October is World Bullying Prevention Month. The designation began in 2005 and is a great time to understand bullying and do your part to help reduce the instances of bullying.
From PACER’s National Bullying Prevention Center, here are some startling statistics about bullying:
- 20% of students report being bullied.
- Female students are twice as likely to report having rumors started about them as their male counterparts (18% vs 9%).
- The reasons for being bullied reported most often by students include physical appearance, race/ethnicity, gender, disability, religion, and sexual orientation.
- 20% of kids between 9 and 12 years old (frequently referred to as “tweens”) have been cyber bullied, have cyber bullied others, or have witnessed cyberbullying.
- 46% of students who have been bullied say they notified an adult at the school about the incident.
- Of bullied kids:
- 27% report bullying had a negative impact on how they feel about themselves.
- 19% said the incident had a negative impact on their relationships with family and friends.
- 19% said it negatively affected their schoolwork.
- 14% said it negatively affected their health.
These numbers are startling, but there are actions we can all take to combat bullying in our communities and schools.
Understand Bullying in All Its Forms
Sometimes bullying is obvious, while other times it’s subtle. Either instance, however, can be damaging to the receiving person’s self-worth and confidence.
According to youth.gov, the definition of bullying is “unwanted, aggressive behavior among school-aged children that involves a real or perceived power imbalance.

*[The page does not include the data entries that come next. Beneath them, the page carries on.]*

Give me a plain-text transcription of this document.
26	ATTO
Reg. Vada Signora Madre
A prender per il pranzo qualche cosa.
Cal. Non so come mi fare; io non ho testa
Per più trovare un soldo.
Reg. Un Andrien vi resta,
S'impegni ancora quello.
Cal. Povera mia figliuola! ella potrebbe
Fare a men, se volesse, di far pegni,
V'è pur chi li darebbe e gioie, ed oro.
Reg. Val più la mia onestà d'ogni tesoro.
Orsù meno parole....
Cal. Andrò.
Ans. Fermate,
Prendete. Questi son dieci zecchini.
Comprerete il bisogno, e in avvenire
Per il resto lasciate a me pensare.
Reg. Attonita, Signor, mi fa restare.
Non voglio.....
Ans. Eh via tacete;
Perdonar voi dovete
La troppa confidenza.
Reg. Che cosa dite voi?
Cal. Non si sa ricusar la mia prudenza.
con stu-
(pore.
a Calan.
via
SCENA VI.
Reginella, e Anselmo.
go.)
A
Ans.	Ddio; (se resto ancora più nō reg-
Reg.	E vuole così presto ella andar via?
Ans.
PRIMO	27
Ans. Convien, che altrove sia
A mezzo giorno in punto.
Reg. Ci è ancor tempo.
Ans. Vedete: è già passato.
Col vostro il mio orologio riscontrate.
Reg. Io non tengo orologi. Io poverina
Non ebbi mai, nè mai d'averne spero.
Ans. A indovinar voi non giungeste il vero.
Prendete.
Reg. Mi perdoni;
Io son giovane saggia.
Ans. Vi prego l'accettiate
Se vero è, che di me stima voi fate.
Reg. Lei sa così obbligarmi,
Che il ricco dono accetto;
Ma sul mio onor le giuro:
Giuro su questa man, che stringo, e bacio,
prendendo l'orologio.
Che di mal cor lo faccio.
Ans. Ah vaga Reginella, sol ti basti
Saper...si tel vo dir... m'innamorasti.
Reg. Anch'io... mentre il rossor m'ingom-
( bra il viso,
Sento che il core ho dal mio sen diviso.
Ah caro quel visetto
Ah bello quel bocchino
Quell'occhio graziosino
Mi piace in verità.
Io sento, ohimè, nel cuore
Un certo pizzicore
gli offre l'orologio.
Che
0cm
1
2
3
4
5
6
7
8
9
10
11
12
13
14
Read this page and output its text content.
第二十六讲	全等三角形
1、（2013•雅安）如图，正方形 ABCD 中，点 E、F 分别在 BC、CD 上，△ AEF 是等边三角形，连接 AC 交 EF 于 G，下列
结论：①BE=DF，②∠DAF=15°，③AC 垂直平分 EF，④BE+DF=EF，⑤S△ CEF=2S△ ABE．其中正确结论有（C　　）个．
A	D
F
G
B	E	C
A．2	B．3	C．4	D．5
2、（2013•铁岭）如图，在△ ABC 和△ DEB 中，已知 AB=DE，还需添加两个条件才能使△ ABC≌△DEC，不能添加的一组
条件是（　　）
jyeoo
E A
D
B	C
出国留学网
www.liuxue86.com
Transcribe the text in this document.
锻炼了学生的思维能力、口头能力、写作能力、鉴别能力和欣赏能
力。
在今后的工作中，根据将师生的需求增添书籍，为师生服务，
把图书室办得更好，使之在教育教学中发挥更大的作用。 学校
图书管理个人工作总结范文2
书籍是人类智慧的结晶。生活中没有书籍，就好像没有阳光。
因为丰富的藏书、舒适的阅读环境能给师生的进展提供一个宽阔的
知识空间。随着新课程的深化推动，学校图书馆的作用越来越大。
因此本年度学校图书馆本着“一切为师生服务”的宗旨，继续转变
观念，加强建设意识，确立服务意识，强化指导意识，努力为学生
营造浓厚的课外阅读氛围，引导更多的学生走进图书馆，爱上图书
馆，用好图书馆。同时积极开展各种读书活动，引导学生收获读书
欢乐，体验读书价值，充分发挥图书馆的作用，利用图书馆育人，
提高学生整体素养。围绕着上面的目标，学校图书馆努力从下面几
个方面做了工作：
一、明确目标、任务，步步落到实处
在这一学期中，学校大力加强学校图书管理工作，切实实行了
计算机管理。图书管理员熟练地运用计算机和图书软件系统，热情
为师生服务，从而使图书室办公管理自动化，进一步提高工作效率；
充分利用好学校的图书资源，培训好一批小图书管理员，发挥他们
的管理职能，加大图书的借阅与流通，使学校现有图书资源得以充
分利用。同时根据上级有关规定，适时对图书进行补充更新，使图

The behavior is repeated, or has the potential to be repeated, over time.”
- Making threats
- Spreading rumor
- Attacking someone physically or verbally
- Excluding someone from a group on purpose.
Bullying can also take place through technology, known as cyberbullying. Examples of cyberbullying include:
- Mean text messages or emails
- Rumors sent by email or posted on social networking sites
- Embarrassing pictures, videos, websites, or fake profiles.
Join a Run/Walk
Many cities across the United States are holding “Run, Walk, Roll Against Bullying” events on October 6 that shed light on bullying in their communities. If one is in your city or within driving distance, join and show your support.
If you have children, nieces and nephews, or other school-aged kids in your life, talk to them about bullying. Point out that it’s unsocial behavior and ask them to commit to never bully anyone.
If you know a child who’s being bullied, talk to them, too. Show them you care and share ways they can handle and stop it.
Show Support on Social Media
Post resources and information about bullying on your social media channels. Use the hashtags #Bekind #antibullying #bullyingprevention #bullyingawareness to your posts for maximum reach. By adding your voice to the mix, you can help get the message out and shed light on this serious problem.
Lead by example and show kindness toward your family, friends, neighbors, and co-workers. Check your negative comments before you say them and think about your actions before you take them. By being kind, you can show the children who look up to you how a responsible, kind-hearted person should treat others.
Lobby City Officials
Create or join a group that encourages dialogue with elected officials about their roles in preventing bullying. Want to enact change at every level? USA.gov makes it easy to find contact information for your federal, state, and local elected officials.
Address Educational Professionals
School-based bullying prevention programs are estimated to decrease the instances of bullying by 25%.
Help teachers you know understand their part in stamping out bullying in schools. Encourage them to have open dialogue with parents and students about the problem. Keep an open line of communication open with your child(ren)’s teachers to stay in touch with what is happening at your local school.
Be Aware of Resources
There are valuable resources available and easy to access to learn more about bullying and how you can help prevent it from happening.
- Visit stopbullying.gov to learn how to spot bullying
- Visit Striving to Reduce Violence Everywhere (STRIVE)
- Visit the Office of Adolescent Health
- Visit the Committee for Children, a resource for educators and families
- Visit PACER’s National Bullying Prevention Center
Bullying is a prevalent, anti-social behavior that goes on every day in schools across the country. The instances have damaging, long-term mental and physical issues for the person who was bullied. During World Bullying Awareness Month, make a contribution of your time and attention to this pressing issue. You’ll feel good that you did, and you may prevent one or more children from suffering from bullying.